- Genre: Cooking show
- Created by: Food Network
- Starring: Guy Fieri
- Country of origin: United States
- No. of seasons: 19
- No. of episodes: 191

Production
- Running time: approx. 22 minutes

Original release
- Network: Food Network
- Release: June 25, 2006 – December 18, 2016

= Guy's Big Bite =

Guy's Big Bite was a Food Network show starring Guy Fieri after he won the second season of The Next Food Network Star. The inaugural six-episode season premiered on June 25, 2006, in the 10:00 a.m. (EST) timeslot. The initial concept included Fieri cooking in a bachelor pad-like set featuring a large television and car memorabilia. Executives reportedly loved the show, including Fieri's magnetic personality.

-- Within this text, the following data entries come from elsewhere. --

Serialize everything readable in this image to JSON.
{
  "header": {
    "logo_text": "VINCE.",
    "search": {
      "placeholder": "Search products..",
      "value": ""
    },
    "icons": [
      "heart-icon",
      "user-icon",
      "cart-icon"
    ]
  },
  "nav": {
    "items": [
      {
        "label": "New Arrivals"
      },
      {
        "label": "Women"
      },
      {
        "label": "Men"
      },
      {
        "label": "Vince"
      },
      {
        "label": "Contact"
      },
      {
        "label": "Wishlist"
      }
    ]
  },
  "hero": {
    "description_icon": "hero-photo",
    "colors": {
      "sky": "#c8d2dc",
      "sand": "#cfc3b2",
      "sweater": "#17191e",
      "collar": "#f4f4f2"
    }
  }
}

Food Network renewed the series after the successful inaugural trial run. Beginning in season Two, Fieri received a more personalized set including a "guy" fridge with a #05 and racing stripes, a pin ball machine, big screen television, in-house bar, and a bumper-pool table. He then regularly had his friends and "posse" join him during episodes.

In season 10, Fieri shifted the focus from a studio kitchen to his own backyard, having guests at his own home besides his own techniques in the backyard of his home.

Guy's Big Bite aired for nineteen seasons, completing in 2016.